L’iniziativa del Direttore è lodevole, la passione per la Sardegna che lo anima è incredibile. Credo però che abbia bisogno dell’aiuto di tanti 😉 e, in particolare, di persone come lei che dimostra di conoscere molto bene i temi che commenta e ui quali ha la grande capacità di avanzare proposte concrete. Complimenti!
Saluti
Ringrazio.
Io credo che su questo tema, che reca il titolo SARDEGNA, sia finalmente necessario essere estremamente severi ed onesti, in primo luogo con sé stessi. A che serve, mi chiedo, un elenco anche denso di ottime idee e buonissimi propositi e spunti, se poi questi buoni propositi non vengono esposti nel dettaglio, con tanto di progetti di fattibilità e se gli stessi non si sposano con la volontà di fare e con la possibilità stessa di realizzarli? Resterebbero lì, su un foglio di carta o sul monitor di un computer a far bella mostra di sé. È questo ciò che ci serve? Abbellire una vetrina. Non serve ad altro che beccarsi qualche complimento sul Web. A che serve, mi chiedo, produrre continue analisi delle problematiche che attanagliano la nostra isola, se poi queste analisi, anche ben congegnate, restano lì, in vetrina a far bella mostra delle capacità di analisi del suo autore, senza che sfocino in proposte e in atti concreti? A questo serve il blog su cui scriviamo? Il trend negativo imboccato non si inverte riempiendo il web di parole, ma creando una rete di comunicazione e informazioni che deve sfociare in un progetto operativo. Ecco, bravi a scrivere, tutti, compreso me, ma il progetto dov’è? Che ne facciamo domani di tutte queste belle cose ed intelligenti cose che buttiamo qui dentro? Se tanto si ama la Sardegna da immaginare di poter fare qualcosa per il suo bene, forse prima delle analisi e delle risposte ‘risolutive’ sarebbe opportuno, necessario e utile costruire un progetto.
Che fare?
Saluti
Mi scuso con tutti per questo intervento lungo di analisi e Statistiche…(senza numeri).

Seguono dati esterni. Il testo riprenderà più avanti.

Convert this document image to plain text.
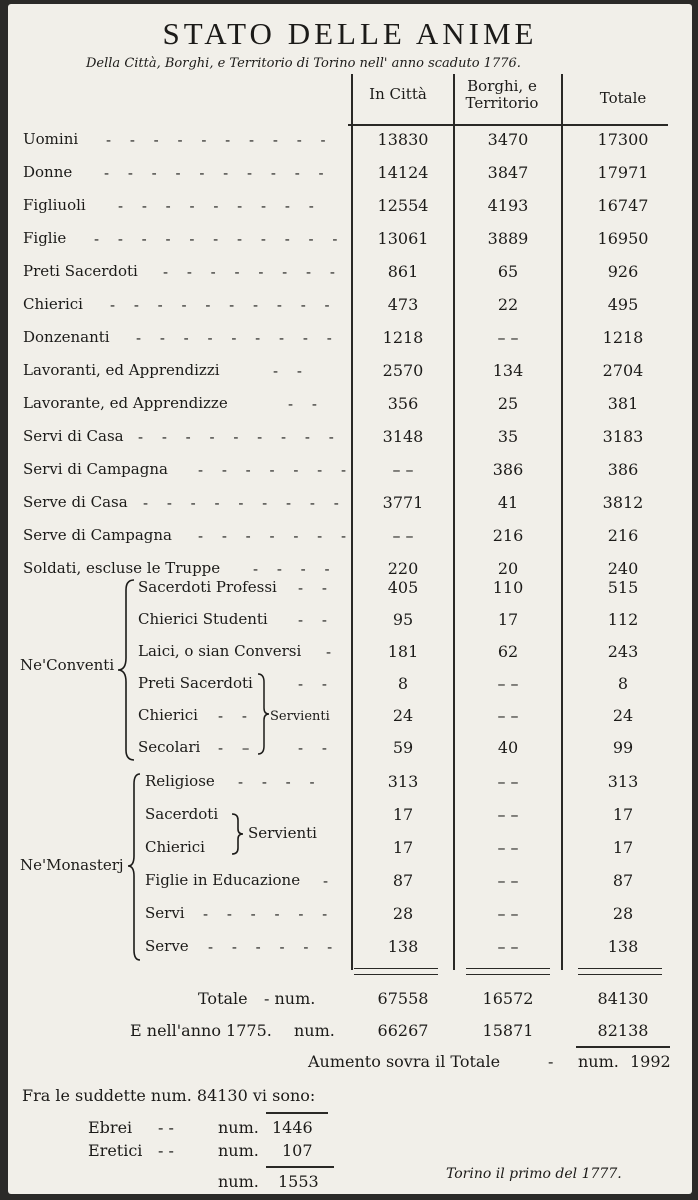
STATO DELLE ANIME
Della Città, Borghi, e Territorio di Torino nell' anno scaduto 1776.
In Città	Borghi, e Territorio	Totale
Uomini - - - - - - - - - -	13830	3470	17300
Donne - - - - - - - - - -	14124	3847	17971
Figliuoli - - - - - - - - -	12554	4193	16747
Figlie - - - - - - - - - - -	13061	3889	16950
Preti Sacerdoti - - - - - - - -	861	65	926
Chierici - - - - - - - - - -	473	22	495
Donzenanti - - - - - - - - -	1218	– –	1218
Lavoranti, ed Apprendizzi	- -	2570	134	2704
Lavorante, ed Apprendizze	- -	356	25	381
Servi di Casa - - - - - - - - -	3148	35	3183
Servi di Campagna - - - - - - -	– –	386	386
Serve di Casa - - - - - - - - -	3771	41	3812
Serve di Campagna - - - - - - -	– –	216	216
Soldati, escluse le Truppe - - - -	220	20	240
Ne'Conventi
Sacerdoti Professi - -	405	110	515
Chierici Studenti - -	95	17	112
Laici, o sian Conversi -	181	62	243
Preti Sacerdoti	- -	8	– –	8
Chierici - -	24	– –	24
Secolari - –	- -	59	40	99
Servienti
Ne'Monasterj
Religiose - - - -	313	– –	313
Sacerdoti	17	– –	17
Chierici	17	– –	17
Figlie in Educazione -	87	– –	87
Servi - - - - - -	28	– –	28
Serve - - - - - -	138	– –	138
Servienti
Totale - num.	67558	16572	84130
E nell'anno 1775. num.	66267	15871	82138
Aumento sovra il Totale	- num. 1992
Fra le suddette num. 84130 vi sono:
Ebrei - -	num. 1446
Eretici - -	num. 107
num. 1553	Torino il primo del 1777.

Le lacune sono di chi ha pensato troppo al lavoro, senza pensare ad una strategia di difesa del credito.
Non abbiamo ben capito se ci sono verità non dette nello stesso Statuto della BCE ma ci fanno credere che sia solo un fatto di finanza, quando e’ invece un fatto di cultura; ci fanno il lavaggio del cervello per farci credere che i soldi stampati dalla BCE servano alle famiglie ed alle imprese, quando invece servivano e sono utilizzati per salvare le banche, che a loro volta hanno salvato (a caro prezzo) gli Stati.
Gli stessi Stati che si sono esautorati a vantaggio dei banchieri, del controllo dell’unico bene necessario a tutte le imprese del mondo: la moneta.
Una delle verità non dette è che, la vera battaglia, è per il controllo della moneta.
Condotta e vinta (battaglia badate bene, non guerra) da una ristretta cerchia finanziaria, ceti possidenti e grandi trust finanziari che hanno organizzato in modo silente il cambiamento del modello economico.
Se non si comprende quel che e’ successo a livello mondiale, alzando lo sguardo, staremo sempre a discutere di ladri di polli nel nostro cortile.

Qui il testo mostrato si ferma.